Tip #3: Exercise caution when providing personal information
Scammers are crafty when it comes to enticing people into providing information. These are some common ways:
Some scammers send emails or texts that appear to be from banks or government agencies (like the Social Security Administration or the IRS). They may ask you to verify your bank account number or login information. They may also urge you to make a payment in order to avoid a penalty.
Catfishing schemes are a variation of the imposter scam. These scammers use social media to lure their targets by pretending to be a new friend or love interest. They may want your information to gain access to your accounts, or they may be more direct and ask you for money.
The safest way to avoid this type of scam is to accept friend requests on social media only from people you know. If you think you’re being targeted, ask your new acquaintance to do a video chat. You could also ask to meet in person, but be extremely careful if you do. Only agree to meet in a public place, and ask someone you trust to go with you.

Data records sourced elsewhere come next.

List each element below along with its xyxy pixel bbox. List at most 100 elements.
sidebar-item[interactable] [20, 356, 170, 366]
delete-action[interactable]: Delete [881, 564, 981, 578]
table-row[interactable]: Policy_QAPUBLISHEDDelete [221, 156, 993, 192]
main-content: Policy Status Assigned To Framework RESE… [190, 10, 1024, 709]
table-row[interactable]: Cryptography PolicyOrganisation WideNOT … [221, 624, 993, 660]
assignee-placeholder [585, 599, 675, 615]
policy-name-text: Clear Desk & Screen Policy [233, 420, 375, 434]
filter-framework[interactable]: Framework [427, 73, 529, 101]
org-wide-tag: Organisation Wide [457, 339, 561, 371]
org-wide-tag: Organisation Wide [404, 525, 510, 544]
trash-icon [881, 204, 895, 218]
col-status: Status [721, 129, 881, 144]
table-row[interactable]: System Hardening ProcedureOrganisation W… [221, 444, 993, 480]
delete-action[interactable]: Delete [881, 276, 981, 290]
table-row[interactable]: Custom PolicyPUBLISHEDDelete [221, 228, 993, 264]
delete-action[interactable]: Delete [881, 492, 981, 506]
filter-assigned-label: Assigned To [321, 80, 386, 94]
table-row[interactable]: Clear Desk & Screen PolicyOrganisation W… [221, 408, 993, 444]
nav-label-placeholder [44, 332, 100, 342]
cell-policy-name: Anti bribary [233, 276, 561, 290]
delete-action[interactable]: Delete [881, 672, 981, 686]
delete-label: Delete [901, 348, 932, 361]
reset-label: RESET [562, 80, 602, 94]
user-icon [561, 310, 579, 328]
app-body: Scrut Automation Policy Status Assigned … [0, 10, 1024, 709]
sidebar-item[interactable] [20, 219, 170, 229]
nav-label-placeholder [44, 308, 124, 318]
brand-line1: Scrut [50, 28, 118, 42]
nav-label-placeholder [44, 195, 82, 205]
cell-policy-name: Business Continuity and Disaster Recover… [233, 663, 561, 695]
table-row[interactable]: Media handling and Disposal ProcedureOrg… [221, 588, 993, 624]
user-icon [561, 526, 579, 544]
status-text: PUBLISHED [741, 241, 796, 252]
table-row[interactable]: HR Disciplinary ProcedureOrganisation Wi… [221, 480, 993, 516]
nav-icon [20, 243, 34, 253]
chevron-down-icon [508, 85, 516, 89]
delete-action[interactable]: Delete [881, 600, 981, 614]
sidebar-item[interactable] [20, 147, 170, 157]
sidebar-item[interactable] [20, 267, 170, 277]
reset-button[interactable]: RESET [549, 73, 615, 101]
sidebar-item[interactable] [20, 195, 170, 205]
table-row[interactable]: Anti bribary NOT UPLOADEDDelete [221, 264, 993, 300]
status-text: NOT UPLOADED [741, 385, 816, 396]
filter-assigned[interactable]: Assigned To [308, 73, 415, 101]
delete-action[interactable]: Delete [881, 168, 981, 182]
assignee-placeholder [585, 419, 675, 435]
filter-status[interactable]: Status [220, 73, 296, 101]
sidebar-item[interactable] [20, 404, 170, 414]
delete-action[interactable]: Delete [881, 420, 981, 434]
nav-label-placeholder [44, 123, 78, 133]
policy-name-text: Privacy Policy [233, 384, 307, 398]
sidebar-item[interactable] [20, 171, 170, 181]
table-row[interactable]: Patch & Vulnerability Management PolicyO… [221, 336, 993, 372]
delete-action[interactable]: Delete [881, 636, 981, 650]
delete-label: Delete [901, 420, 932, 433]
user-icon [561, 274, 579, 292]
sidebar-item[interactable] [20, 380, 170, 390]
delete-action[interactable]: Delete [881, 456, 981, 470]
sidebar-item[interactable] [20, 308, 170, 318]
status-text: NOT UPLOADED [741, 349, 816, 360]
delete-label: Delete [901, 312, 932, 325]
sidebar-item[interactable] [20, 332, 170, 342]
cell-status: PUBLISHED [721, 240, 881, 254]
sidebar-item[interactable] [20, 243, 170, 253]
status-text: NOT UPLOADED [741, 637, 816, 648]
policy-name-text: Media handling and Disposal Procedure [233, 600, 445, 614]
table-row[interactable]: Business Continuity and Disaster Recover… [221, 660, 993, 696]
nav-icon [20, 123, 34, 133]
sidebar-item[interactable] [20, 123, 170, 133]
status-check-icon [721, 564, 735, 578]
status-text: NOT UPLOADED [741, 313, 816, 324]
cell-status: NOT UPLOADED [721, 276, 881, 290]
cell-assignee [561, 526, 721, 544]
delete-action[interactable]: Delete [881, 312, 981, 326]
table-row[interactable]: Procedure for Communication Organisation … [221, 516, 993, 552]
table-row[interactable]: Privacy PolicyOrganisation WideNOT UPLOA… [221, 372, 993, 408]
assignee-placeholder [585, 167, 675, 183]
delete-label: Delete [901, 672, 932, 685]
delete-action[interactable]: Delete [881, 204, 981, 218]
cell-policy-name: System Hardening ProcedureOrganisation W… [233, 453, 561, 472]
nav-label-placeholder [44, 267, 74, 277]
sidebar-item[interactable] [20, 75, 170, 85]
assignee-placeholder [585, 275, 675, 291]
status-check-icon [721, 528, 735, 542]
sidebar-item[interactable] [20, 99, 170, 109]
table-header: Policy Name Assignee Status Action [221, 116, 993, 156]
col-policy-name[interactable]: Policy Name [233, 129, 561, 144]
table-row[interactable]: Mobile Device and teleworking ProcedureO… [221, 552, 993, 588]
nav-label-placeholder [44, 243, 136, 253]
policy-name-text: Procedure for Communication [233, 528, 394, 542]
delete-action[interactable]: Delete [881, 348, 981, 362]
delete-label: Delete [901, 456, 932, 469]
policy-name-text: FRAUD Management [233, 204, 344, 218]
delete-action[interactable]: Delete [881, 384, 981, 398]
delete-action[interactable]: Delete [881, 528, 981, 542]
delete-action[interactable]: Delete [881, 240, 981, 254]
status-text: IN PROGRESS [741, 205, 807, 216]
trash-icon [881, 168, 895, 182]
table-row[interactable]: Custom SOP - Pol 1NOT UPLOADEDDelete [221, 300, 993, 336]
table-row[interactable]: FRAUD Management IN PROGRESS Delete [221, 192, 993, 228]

Another method scammers use is asking you to register for a free trial or subscription. While some of these offers are legitimate, others are not. It may seem harmless to provide your email address, mailing address or phone number, but hackers can use this information to gain access to more information about you, or they can sell it.
Be particularly wary if someone tries to pressure you into providing personal information or making a donation or payment right away. Always take the time to verify that the person or organization making the request is who they claim to be.
Tip #4: Take extra security precautions
These additional measures can help you be more secure when you’re online. If you’re interested in using them but aren’t sure how, ask a trusted friend or relative for help or look for information online.
Security and privacy settings
Your social media accounts, browsers, email accounts, computers and mobile devices all have security and privacy settings you can adjust for increased protection.
Many types of antivirus software are available for your computers and mobile devices. An online search will tell you which ones experts recommend for your needs. Some are free; others have a subscription fee.
Also called two-step verification or two-factor authentication, this adds another layer of security in case your password is stolen. For example, when you log in to your account, you may have to provide a code sent to you via text or email.
A virtual private network
Basically, a virtual private network (VPN) disguises your online identity, making it harder for anyone to track your online activity or steal your data when your devices are connected to the internet. Some companies bundle antivirus software with a VPN.
A final note: Be sure your wireless network is secure, and always keep your devices’ operating systems updated.